Publié le 28 juin 2017

ÉNERGIE

La production hydraulique française en danger

Les acteurs de l’hydroélectricité tirent la sonnette d’alarme dans un livre blanc (1) publié ce mardi 27 juin. Ils appellent le gouvernement à prendre des mesures fortes pour pérenniser et continuer de développer cette énergie qui fournit aujourd’hui 60% de l'électricité renouvelable en France.

Barrage nievre pixabay luctheo

LucTheo / Pixabay

"On arrive à la fin de la résilience de la filière" déplore Anne Pénalba, présidente de France Hydro Électricité. "Tout le monde compte sur le rôle pivot joué par l’hydroélectricité mais le parc existant est aujourd’hui menacé et sans cette énergie il ne pourra pas y avoir de transition énergétique".

L’hydroélectricité est la première des énergies renouvelables en France et représente 13 % du mix énergétique global. Son développement ne va pas être spectaculaire dans les prochaines années - la Programmation pluriannuelle de l’énergie prévoit d’augmenter sa capacité de seulement 700 MW sur un total de 25 000 MW – mais il est indispensable que la filière se maintienne pour accompagner l’essor de l’éolien et du solaire, expliquent les professionnels.

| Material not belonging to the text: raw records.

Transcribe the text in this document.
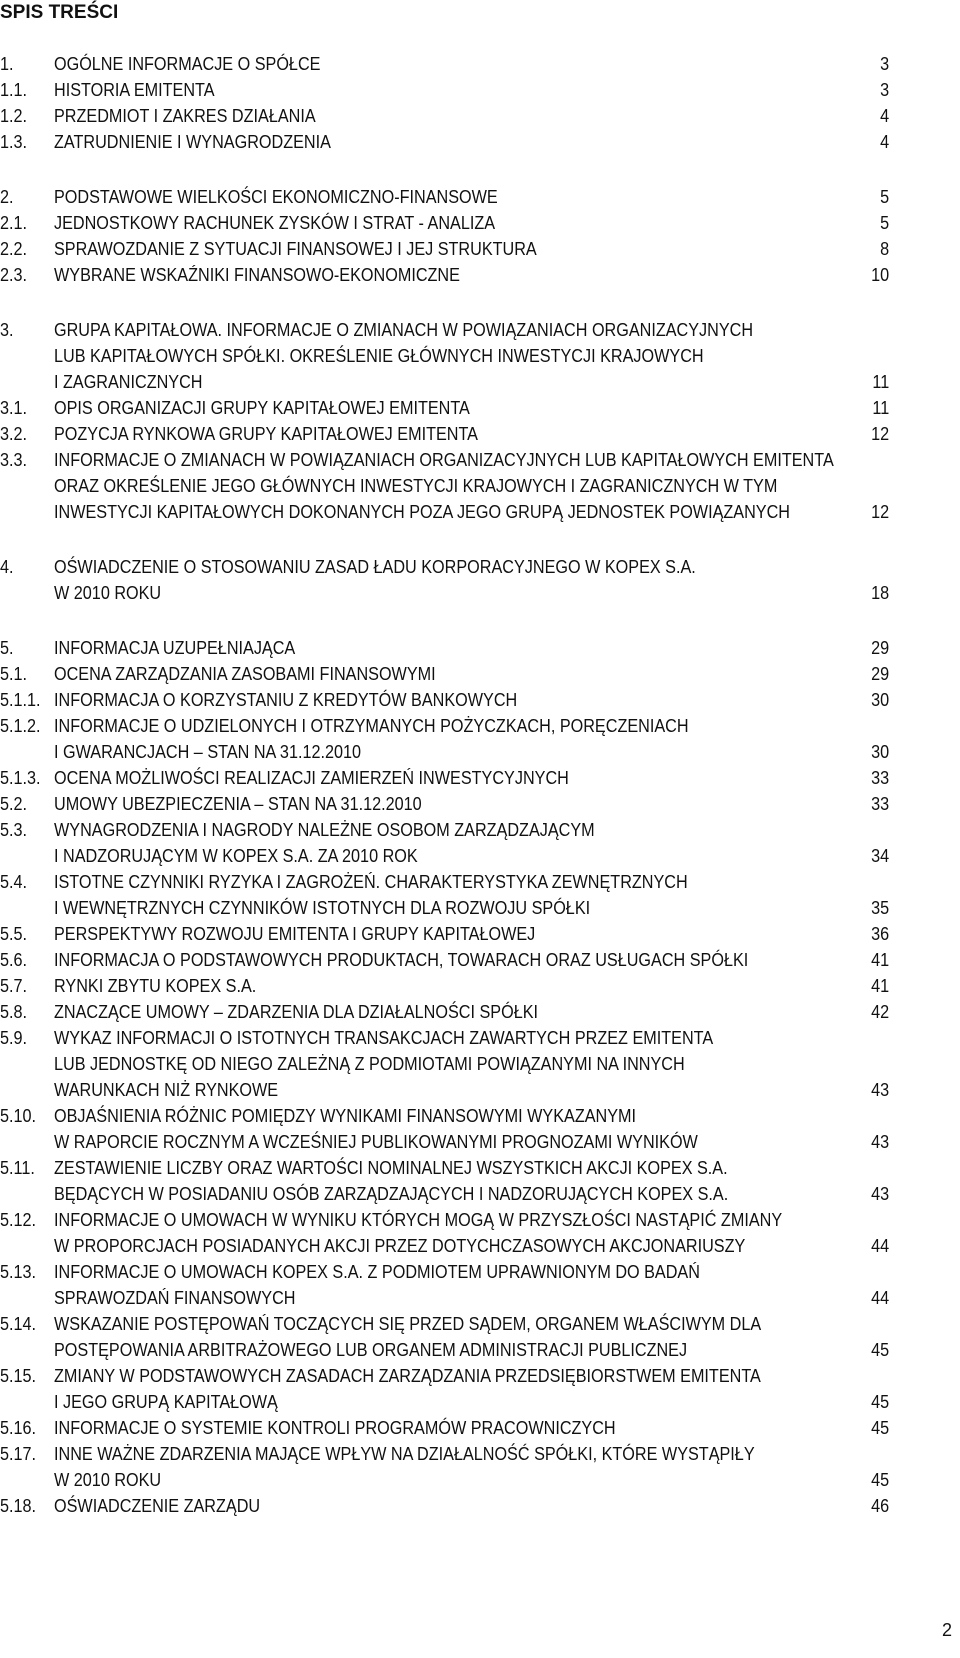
SPIS TREŚCI
1.	OGÓLNE INFORMACJE O SPÓŁCE	3
1.1.	HISTORIA EMITENTA	3
1.2.	PRZEDMIOT I ZAKRES DZIAŁANIA	4
1.3.	ZATRUDNIENIE I WYNAGRODZENIA	4
2.	PODSTAWOWE WIELKOŚCI EKONOMICZNO-FINANSOWE	5
2.1.	JEDNOSTKOWY RACHUNEK ZYSKÓW I STRAT - ANALIZA	5
2.2.	SPRAWOZDANIE Z SYTUACJI FINANSOWEJ I JEJ STRUKTURA	8
2.3.	WYBRANE WSKAŹNIKI FINANSOWO-EKONOMICZNE	10
3.	GRUPA KAPITAŁOWA. INFORMACJE O ZMIANACH W POWIĄZANIACH ORGANIZACYJNYCH
LUB KAPITAŁOWYCH SPÓŁKI. OKREŚLENIE GŁÓWNYCH INWESTYCJI KRAJOWYCH
I ZAGRANICZNYCH	11
3.1.	OPIS ORGANIZACJI GRUPY KAPITAŁOWEJ EMITENTA	11
3.2.	POZYCJA RYNKOWA GRUPY KAPITAŁOWEJ EMITENTA	12
3.3.	INFORMACJE O ZMIANACH W POWIĄZANIACH ORGANIZACYJNYCH LUB KAPITAŁOWYCH EMITENTA
ORAZ OKREŚLENIE JEGO GŁÓWNYCH INWESTYCJI KRAJOWYCH I ZAGRANICZNYCH W TYM
INWESTYCJI KAPITAŁOWYCH DOKONANYCH POZA JEGO GRUPĄ JEDNOSTEK POWIĄZANYCH	12
4.	OŚWIADCZENIE O STOSOWANIU ZASAD ŁADU KORPORACYJNEGO W KOPEX S.A.
W 2010 ROKU	18
5.	INFORMACJA UZUPEŁNIAJĄCA	29
5.1.	OCENA ZARZĄDZANIA ZASOBAMI FINANSOWYMI	29
5.1.1. INFORMACJA O KORZYSTANIU Z KREDYTÓW BANKOWYCH	30
5.1.2. INFORMACJE O UDZIELONYCH I OTRZYMANYCH POŻYCZKACH, PORĘCZENIACH
I GWARANCJACH – STAN NA 31.12.2010	30
5.1.3. OCENA MOŻLIWOŚCI REALIZACJI ZAMIERZEŃ INWESTYCYJNYCH	33
5.2.	UMOWY UBEZPIECZENIA – STAN NA 31.12.2010	33
5.3.	WYNAGRODZENIA I NAGRODY NALEŻNE OSOBOM ZARZĄDZAJĄCYM
I NADZORUJĄCYM W KOPEX S.A. ZA 2010 ROK	34
5.4.	ISTOTNE CZYNNIKI RYZYKA I ZAGROŻEŃ. CHARAKTERYSTYKA ZEWNĘTRZNYCH
I WEWNĘTRZNYCH CZYNNIKÓW ISTOTNYCH DLA ROZWOJU SPÓŁKI	35
5.5.	PERSPEKTYWY ROZWOJU EMITENTA I GRUPY KAPITAŁOWEJ	36
5.6.	INFORMACJA O PODSTAWOWYCH PRODUKTACH, TOWARACH ORAZ USŁUGACH SPÓŁKI	41
5.7.	RYNKI ZBYTU KOPEX S.A.	41
5.8.	ZNACZĄCE UMOWY – ZDARZENIA DLA DZIAŁALNOŚCI SPÓŁKI	42
5.9.	WYKAZ INFORMACJI O ISTOTNYCH TRANSAKCJACH ZAWARTYCH PRZEZ EMITENTA
LUB JEDNOSTKĘ OD NIEGO ZALEŻNĄ Z PODMIOTAMI POWIĄZANYMI NA INNYCH
WARUNKACH NIŻ RYNKOWE	43
5.10. OBJAŚNIENIA RÓŻNIC POMIĘDZY WYNIKAMI FINANSOWYMI WYKAZANYMI
W RAPORCIE ROCZNYM A WCZEŚNIEJ PUBLIKOWANYMI PROGNOZAMI WYNIKÓW	43
5.11.	ZESTAWIENIE LICZBY ORAZ WARTOŚCI NOMINALNEJ WSZYSTKICH AKCJI KOPEX S.A.
BĘDĄCYCH W POSIADANIU OSÓB ZARZĄDZAJĄCYCH I NADZORUJĄCYCH KOPEX S.A.	43
5.12. INFORMACJE O UMOWACH W WYNIKU KTÓRYCH MOGĄ W PRZYSZŁOŚCI NASTĄPIĆ ZMIANY
W PROPORCJACH POSIADANYCH AKCJI PRZEZ DOTYCHCZASOWYCH AKCJONARIUSZY	44
5.13. INFORMACJE O UMOWACH KOPEX S.A. Z PODMIOTEM UPRAWNIONYM DO BADAŃ
SPRAWOZDAŃ FINANSOWYCH	44
5.14. WSKAZANIE POSTĘPOWAŃ TOCZĄCYCH SIĘ PRZED SĄDEM, ORGANEM WŁAŚCIWYM DLA
POSTĘPOWANIA ARBITRAŻOWEGO LUB ORGANEM ADMINISTRACJI PUBLICZNEJ	45
5.15. ZMIANY W PODSTAWOWYCH ZASADACH ZARZĄDZANIA PRZEDSIĘBIORSTWEM EMITENTA
I JEGO GRUPĄ KAPITAŁOWĄ	45
5.16. INFORMACJE O SYSTEMIE KONTROLI PROGRAMÓW PRACOWNICZYCH	45
5.17. INNE WAŻNE ZDARZENIA MAJĄCE WPŁYW NA DZIAŁALNOŚĆ SPÓŁKI, KTÓRE WYSTĄPIŁY
W 2010 ROKU	45
5.18. OŚWIADCZENIE ZARZĄDU	46
2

"Son caractère stockable et mobilisable rapidement en font un élément central dans la transition énergétique et pour la sécurité du système électrique", argumente Jean-Louis Bal, le président du Syndicat des énergies renouvelables (SER). "Seulement le prix de marché de l’électricité et l’inflation normative mettent la filière en difficulté".

Un développement bridé

Dans un livre blanc (1) publié mardi 27 juin par l'Union française de l'électricité, le Syndicat des énergies renouvelables et France Hydro Electricité, les acteurs de l’hydroélectricité développent plusieurs propositions à destination du gouvernement. La première d’entre elles concerne la cohérence des politiques nationales et européennes. "Nous demandons plus de bon sens et l’arrêt du stop and go, précise Anne Pénalba. Par exemple, l’État a lancé un appel d’offres pour de nouvelles capacités au niveau national, mais dans le même temps les classements de cours d’eau freinent le développement de la filière."

Les professionnels estiment le potentiel de développement à 11,7 TWh contre une production moyenne actuelle de 67 TWh par an. Mais avec le classement des cours d’eau qui interdit la construction de centrales hydrauliques, le potentiel effectif n’est plus que de 3 TWh. "Nous demandons la révision de ces classements" ajoute la présidente de France Hydro Electricité.

Baisse des taxes locales

Le secteur fait également face à un prix de marché qui s’écroule. Il est passé de 90 euros par MWh en 2008 à moins de 40 euros aujourd’hui. Or "les coûts d’exploitation eux n’ont cessé d’augmenter notamment à cause des taxes locales qui pèsent pour un tiers du chiffre d’affaires", précise Anne Pénalba. "Nous sommes à la limite de la couverture de nos coûts de production. Ce constat économique est valable pour la petite hydro mais plus globalement pour l’ensemble de la filière. Et un matériel qui se dégrade c’est autant de production en moins."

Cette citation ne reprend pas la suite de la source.